At the weekend, Unite reassured the crews on the tugs in Orkney that they “will support any members”, a position that has now been extended to the crews working at the Sullom Voe port in Shetland.
Orkney Islands Council has meanwhile said in a statement that “no stone is being left unturned” in their efforts to prevent the Russian owned NS Champion from loading a cargo of crude at Flotta terminal on Tuesday.
This follows on from a similar scenario in Shetland at the end of last week, but with no such statement from Shetland Islands Council.
Isles MP Alistair Carmichael said it was “incredible” that Sovcomflot were not earlier candidates for sanctions against Russia.
Some names from the board of directors illustrates how close Sovcomflot is to the inner circle around Vladimir Putin.

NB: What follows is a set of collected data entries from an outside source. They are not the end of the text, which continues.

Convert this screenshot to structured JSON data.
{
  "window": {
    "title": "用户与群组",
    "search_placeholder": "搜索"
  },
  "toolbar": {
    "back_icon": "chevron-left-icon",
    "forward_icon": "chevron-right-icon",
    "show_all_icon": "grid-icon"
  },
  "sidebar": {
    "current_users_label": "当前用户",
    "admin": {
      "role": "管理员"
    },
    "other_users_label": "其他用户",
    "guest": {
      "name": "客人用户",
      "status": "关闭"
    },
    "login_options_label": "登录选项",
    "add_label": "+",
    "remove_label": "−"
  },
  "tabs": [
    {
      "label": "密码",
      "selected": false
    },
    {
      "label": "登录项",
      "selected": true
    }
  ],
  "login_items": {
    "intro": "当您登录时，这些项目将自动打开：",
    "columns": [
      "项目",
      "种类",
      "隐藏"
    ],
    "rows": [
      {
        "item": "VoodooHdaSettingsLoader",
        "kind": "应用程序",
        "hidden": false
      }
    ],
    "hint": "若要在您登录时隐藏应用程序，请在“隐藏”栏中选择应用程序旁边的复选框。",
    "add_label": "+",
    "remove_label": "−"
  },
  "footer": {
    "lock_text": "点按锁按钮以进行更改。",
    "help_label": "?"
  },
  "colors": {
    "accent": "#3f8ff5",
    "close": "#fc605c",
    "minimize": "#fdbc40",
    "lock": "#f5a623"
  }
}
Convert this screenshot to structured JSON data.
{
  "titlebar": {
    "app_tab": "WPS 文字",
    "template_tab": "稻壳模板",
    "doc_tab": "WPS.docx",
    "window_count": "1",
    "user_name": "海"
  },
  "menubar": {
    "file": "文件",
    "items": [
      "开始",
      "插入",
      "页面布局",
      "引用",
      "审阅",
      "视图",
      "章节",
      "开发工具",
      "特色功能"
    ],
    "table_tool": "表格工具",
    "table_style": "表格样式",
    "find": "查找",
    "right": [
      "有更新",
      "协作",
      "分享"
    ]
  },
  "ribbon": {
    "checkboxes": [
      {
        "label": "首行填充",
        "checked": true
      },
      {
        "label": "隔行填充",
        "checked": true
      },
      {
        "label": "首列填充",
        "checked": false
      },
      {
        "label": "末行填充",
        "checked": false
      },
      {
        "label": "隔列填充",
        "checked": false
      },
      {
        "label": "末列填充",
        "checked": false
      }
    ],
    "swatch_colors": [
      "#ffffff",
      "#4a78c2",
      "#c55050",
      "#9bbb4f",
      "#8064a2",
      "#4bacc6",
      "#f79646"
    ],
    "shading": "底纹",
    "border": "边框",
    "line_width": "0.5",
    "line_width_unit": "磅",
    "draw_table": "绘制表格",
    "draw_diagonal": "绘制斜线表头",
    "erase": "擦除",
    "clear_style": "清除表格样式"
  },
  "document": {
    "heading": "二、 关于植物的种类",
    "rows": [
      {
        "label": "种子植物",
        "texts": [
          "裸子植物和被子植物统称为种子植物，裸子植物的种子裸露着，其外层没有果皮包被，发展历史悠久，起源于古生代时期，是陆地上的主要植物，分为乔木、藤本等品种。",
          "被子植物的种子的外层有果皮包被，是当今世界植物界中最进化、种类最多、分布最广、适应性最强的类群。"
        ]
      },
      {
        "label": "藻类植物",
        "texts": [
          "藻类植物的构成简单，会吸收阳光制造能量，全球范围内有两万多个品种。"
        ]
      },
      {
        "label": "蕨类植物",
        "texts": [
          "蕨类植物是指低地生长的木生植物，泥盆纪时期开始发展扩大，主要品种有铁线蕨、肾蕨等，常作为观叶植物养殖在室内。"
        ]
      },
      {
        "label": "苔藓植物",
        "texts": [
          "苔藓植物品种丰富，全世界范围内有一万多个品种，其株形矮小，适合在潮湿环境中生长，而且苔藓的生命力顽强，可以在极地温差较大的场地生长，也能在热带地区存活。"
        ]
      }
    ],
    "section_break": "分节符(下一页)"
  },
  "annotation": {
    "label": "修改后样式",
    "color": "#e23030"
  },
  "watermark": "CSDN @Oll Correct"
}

The current board includes the deputy president and chair of VTB Bank which is listed on the UK list of sanctions as well as three deputy ministers in the government of the Russian federation.
Meanwhile, a third tanker owned by Sovcomflot, a company that majority owned by the Russian State, is discharging a cargo of crude destined for the INEOS refinery at the at the Port of Finnart at the Scottish west coast.
It comes as oil giant BP has announced that it will exit its 19.75 per cent shareholding in the Russian energy company Rosneft with the company’s chief executive Bernard Looney resigning from Rosneft’s board with immediate effect.